# Lancer une sauvegarde photo sur ICLOUD



## fab75019 (4 Avril 2021)

Bonjour, 
Est il possible de lancer une sauvegarde des photos d'un IPHONE vers iCloud sans que le téléphone ne soit branché sur secteur ?


----------



## MrTom (5 Avril 2021)

Hello,

Oui, et c'est le comportement par défaut, les photos sont mises en lignes sur iCloud, si celui-ci est activé avec les bonnes options concernant l'utilisation du réseau data. Si tu es en 4G, que tu prends une photo, celle-ci sera mise sur iCloud dans les secondes qui suivent son enregistrement.

Le seul moment où cela n'arrivera pas, c'est quand ton iPhone est en économie de batterie.


----------



## fab75019 (5 Avril 2021)

OK, merci pour ta réponse. En fait, mon iPhone XR ne se recharge plus, ne se met plus à jour et redémarre tout le temps tout seul. Le message "impossible de vérifier si cet iPhone possède une batterie apple" apparait tout le temps également. J'ai essayé de faire un hard reset et toutes les ré initialisations mais le problème persiste. Il va partir en SAV chez backmarcket et j'aimerai récupérer mes photos sur ICLOUD. J'ai augmenter la taille de mémoire mais les photos ne se chargent pas


----------



## fab75019 (5 Avril 2021)

fab75019 a dit:


> OK, merci pour ta réponse. En fait, mon iPhone XR ne se recharge plus, ne se met plus à jour et redémarre tout le temps tout seul. Le message "impossible de vérifier si cet iPhone possède une batterie apple" apparait tout le temps également. J'ai essayé de faire un hard reset et toutes les ré initialisations mais le problème persiste.
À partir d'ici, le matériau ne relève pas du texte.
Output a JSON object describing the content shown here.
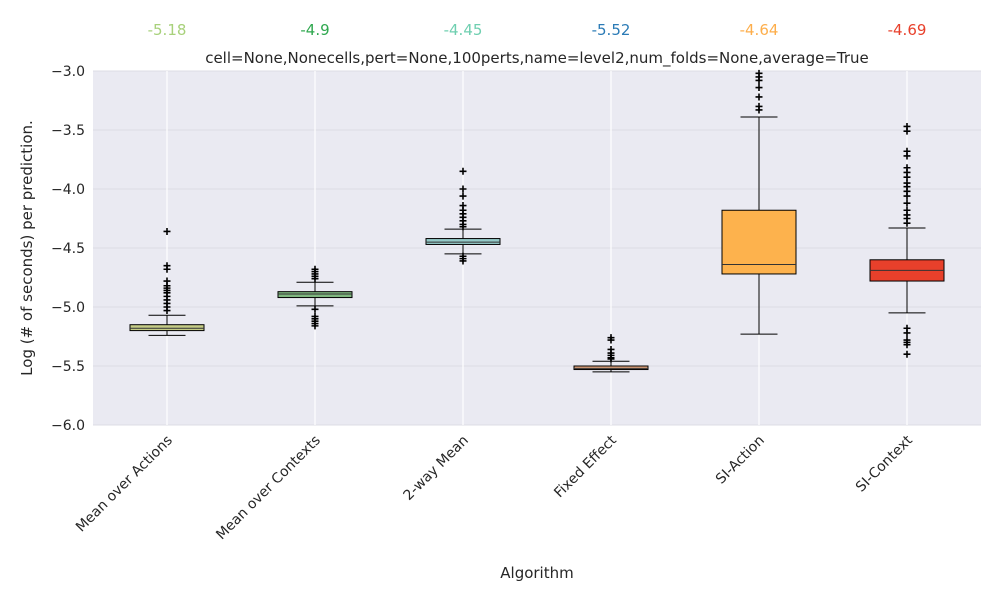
{
  "chart_data": {
    "type": "box",
    "title": "cell=None,Nonecells,pert=None,100perts,name=level2,num_folds=None,average=True",
    "xlabel": "Algorithm",
    "ylabel": "Log (# of seconds) per prediction.",
    "ylim": [
      -6.0,
      -3.0
    ],
    "yticks": [
      -3.0,
      -3.5,
      -4.0,
      -4.5,
      -5.0,
      -5.5,
      -6.0
    ],
    "ytick_labels": [
      "−3.0",
      "−3.5",
      "−4.0",
      "−4.5",
      "−5.0",
      "−5.5",
      "−6.0"
    ],
    "grid": true,
    "categories": [
      "Mean over Actions",
      "Mean over Contexts",
      "2-way Mean",
      "Fixed Effect",
      "SI-Action",
      "SI-Context"
    ],
    "median_labels": [
      "-5.18",
      "-4.9",
      "-4.45",
      "-5.52",
      "-4.64",
      "-4.69"
    ],
    "colors": [
      "#a8d17b",
      "#2fa84f",
      "#6fcfb0",
      "#2b7bb6",
      "#fdae4b",
      "#e8402b"
    ],
    "box_colors": [
      "#c5cc86",
      "#7fb77f",
      "#93c9c7",
      "#e0a37c",
      "#fdb24d",
      "#e8402b"
    ],
    "series": [
      {
        "whisker_low": -5.24,
        "q1": -5.2,
        "median": -5.18,
        "q3": -5.15,
        "whisker_high": -5.07,
        "outliers": [
          -4.36,
          -4.65,
          -4.68,
          -4.78,
          -4.82,
          -4.84,
          -4.86,
          -4.88,
          -4.91,
          -4.94,
          -4.97,
          -5.0,
          -5.03
        ]
      },
      {
        "whisker_low": -4.99,
        "q1": -4.92,
        "median": -4.89,
        "q3": -4.87,
        "whisker_high": -4.79,
        "outliers": [
          -4.68,
          -4.7,
          -4.72,
          -4.74,
          -4.76,
          -5.02,
          -5.08,
          -5.1,
          -5.12,
          -5.14,
          -5.16
        ]
      },
      {
        "whisker_low": -4.55,
        "q1": -4.47,
        "median": -4.45,
        "q3": -4.42,
        "whisker_high": -4.34,
        "outliers": [
          -3.85,
          -4.0,
          -4.06,
          -4.14,
          -4.18,
          -4.21,
          -4.24,
          -4.27,
          -4.3,
          -4.32,
          -4.57,
          -4.59,
          -4.61
        ]
      },
      {
        "whisker_low": -5.55,
        "q1": -5.53,
        "median": -5.52,
        "q3": -5.5,
        "whisker_high": -5.46,
        "outliers": [
          -5.26,
          -5.28,
          -5.36,
          -5.39,
          -5.41,
          -5.43,
          -5.44
        ]
      },
      {
        "whisker_low": -5.23,
        "q1": -4.72,
        "median": -4.64,
        "q3": -4.18,
        "whisker_high": -3.39,
        "outliers": [
          -3.02,
          -3.05,
          -3.08,
          -3.14,
          -3.22,
          -3.3,
          -3.33
        ]
      },
      {
        "whisker_low": -5.05,
        "q1": -4.78,
        "median": -4.69,
        "q3": -4.6,
        "whisker_high": -4.33,
        "outliers": [
          -3.47,
          -3.51,
          -3.68,
          -3.72,
          -3.82,
          -3.86,
          -3.9,
          -3.95,
          -3.98,
          -4.02,
          -4.06,
          -4.12,
          -4.18,
          -4.22,
          -4.25,
          -4.29,
          -5.18,
          -5.22,
          -5.28,
          -5.3,
          -5.32,
          -5.4
        ]
      }
    ]
  }
}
Il va partir en SAV chez backmarcket et j'aimerai récupérer mes photos sur ICLOUD. J'ai augmenter la taille de mémoire mais les photos ne se chargent pas


J'ai état de la batterie "réparation"
Le téléphone reboot toutes les 1 ou 2 minutes ce qui ne me laisse pas le temps de sélectionner "sauvegarder maintenant" dans le menu ICLOUD. 
Bien évidement, j'ai essayé de le brancher sur mon macbook pro (plusieurs câbles testés) et le téléphone n'apparait pas dans ITUNES


----------



## izel mor (5 Avril 2021)

Bonjour, 
Qu’as tu comme OS sur le Mac et l’iPhone ?


----------



## fab75019 (5 Avril 2021)

sierra sur le mac et IOS 14 sur le téléphone mais ça ne vient pas de là, ça fonctionnait avant


----------



## izel mor (5 Avril 2021)

OK, ce n’est pas un pb de compatibilité. 
Est ce que ton téléphone fonctionne correctement branché ?


----------



## fab75019 (5 Avril 2021)

non il rebut toutes les 2/3 minutes voir 1 minute


----------



## izel mor (5 Avril 2021)

Pas beaucoup de solution.
Un ordinateur Windows pour tenter de lire le volume mais s’il reboote sans arrêt ce sera difficile


----------



## fab75019 (5 Avril 2021)

oui c'est bien ce que je me disais. j'ai quand même essayé sur un PC ça n'a pas fonctionné


----------



## izel mor (5 Avril 2021)

Je ne sais pas s’il existe des applications qui te permettent de brancher un iPhone comme un support passif sans rien installer sur ce dernier.
D’autres membres pourront peut-être t’aider


----------